A artista ORLAN mudou além do reconhecimento - ela conduziu uma série de performances, no âmbito das quais ela corrigiu sua aparência com operações de plástico - durante as quais o artista estava consciente e comentou o que estava acontecendo. Muitos dizem que é assim que ela tem o queixo de Venus Botticelli, o nariz da Psyche Jean-Leon Gerome, a testa de Mona Lisa da Vinci, embora a própria artista negue isso. ORLAN enfatiza que ela, que cresceu em uma família nudista, não teve problemas em perceber seu próprio corpo. "A reencarnação de Saint ORLAN" - um projeto que foi feito com uma cabeça fria para o estudo e desconstrução de idéias culturais sobre a beleza feminina. Posteriormente, o ORLAN acrescentou um par de chifres de crescimento à sua testa, que, por humor, está coberta de glitter.
De acordo com a crítica de arte Irina Kulik, o ORLAN incorpora as idéias do ciberfeminismo, querendo existir não como um nascido, mas como uma mulher de livre e espontânea vontade. Com suas ações de arte, ela diz que uma pessoa deve ir além do biológico. Portanto, a aparência de um artista é arte. Um par de anos atrás, ela acusou Lady Gaga de plágio - supostamente violando direitos de propriedade intelectual, copiando sua imagem em um dos clipes. Ao mesmo tempo, o ORLAN não adere ao conceito de constância: o físico é algo móvel que pode mudar a qualquer momento.

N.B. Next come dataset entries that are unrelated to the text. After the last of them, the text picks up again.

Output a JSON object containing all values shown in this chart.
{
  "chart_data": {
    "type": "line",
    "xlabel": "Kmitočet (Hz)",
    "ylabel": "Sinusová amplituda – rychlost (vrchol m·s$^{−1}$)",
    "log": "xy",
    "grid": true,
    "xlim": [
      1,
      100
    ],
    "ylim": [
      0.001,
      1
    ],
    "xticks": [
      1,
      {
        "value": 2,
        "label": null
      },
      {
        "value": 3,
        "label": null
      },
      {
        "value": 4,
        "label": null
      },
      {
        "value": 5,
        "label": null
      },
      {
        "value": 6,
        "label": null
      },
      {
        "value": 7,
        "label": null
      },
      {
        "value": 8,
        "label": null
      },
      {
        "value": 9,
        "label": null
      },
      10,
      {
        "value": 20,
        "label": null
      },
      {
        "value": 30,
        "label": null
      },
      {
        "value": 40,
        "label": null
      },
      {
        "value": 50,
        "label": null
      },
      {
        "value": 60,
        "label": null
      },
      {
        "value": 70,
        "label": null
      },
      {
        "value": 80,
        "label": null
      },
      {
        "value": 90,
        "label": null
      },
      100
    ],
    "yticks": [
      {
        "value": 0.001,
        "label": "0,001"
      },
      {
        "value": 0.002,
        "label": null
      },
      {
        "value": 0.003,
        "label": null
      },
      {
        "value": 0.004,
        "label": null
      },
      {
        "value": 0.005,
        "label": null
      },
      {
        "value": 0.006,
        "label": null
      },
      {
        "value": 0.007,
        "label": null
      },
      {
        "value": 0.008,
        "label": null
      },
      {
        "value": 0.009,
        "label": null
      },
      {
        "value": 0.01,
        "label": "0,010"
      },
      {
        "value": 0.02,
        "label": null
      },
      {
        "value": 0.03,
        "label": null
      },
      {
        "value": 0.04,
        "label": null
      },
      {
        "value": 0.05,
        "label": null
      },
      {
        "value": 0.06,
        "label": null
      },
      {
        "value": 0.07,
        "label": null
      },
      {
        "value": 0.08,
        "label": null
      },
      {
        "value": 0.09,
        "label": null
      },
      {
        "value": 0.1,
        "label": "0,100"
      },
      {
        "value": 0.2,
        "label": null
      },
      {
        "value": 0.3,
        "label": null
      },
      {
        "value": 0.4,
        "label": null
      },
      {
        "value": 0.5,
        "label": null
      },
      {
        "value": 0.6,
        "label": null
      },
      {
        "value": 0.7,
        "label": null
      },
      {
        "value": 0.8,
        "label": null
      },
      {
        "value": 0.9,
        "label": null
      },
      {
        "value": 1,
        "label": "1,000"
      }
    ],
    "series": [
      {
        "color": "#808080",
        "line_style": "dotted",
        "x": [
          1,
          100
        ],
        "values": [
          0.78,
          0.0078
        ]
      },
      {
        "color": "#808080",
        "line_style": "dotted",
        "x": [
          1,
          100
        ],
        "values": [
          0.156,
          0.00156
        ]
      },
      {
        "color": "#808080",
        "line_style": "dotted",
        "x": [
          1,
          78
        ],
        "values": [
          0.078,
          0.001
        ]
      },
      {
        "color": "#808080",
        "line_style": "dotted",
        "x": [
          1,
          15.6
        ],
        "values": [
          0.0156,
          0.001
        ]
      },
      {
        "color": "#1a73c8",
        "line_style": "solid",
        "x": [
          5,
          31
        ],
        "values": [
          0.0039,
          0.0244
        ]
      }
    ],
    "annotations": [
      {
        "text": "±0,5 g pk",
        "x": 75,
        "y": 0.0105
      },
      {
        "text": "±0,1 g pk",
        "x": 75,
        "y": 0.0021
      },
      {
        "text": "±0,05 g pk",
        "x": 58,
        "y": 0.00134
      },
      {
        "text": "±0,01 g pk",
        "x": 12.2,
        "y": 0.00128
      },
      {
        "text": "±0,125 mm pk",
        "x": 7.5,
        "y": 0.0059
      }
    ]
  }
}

Durante séculos, o corpo foi considerado uma construção rígida: nascemos com ele, e então constantemente checamos com as idéias da sociedade sobre o que deveria ser. Mas hoje, as mudanças corporais estão se tornando mais familiares - e a motivação não é menos importante do que ações e resultados reais. De certo modo, o corpo realmente se tornou um instrumento da arte moderna: sem uma explicação do que o autor quis dizer, às vezes é difícil entender imediatamente o significado. Mas o principal é que uma pessoa pode realmente ser coautora de seu corpo.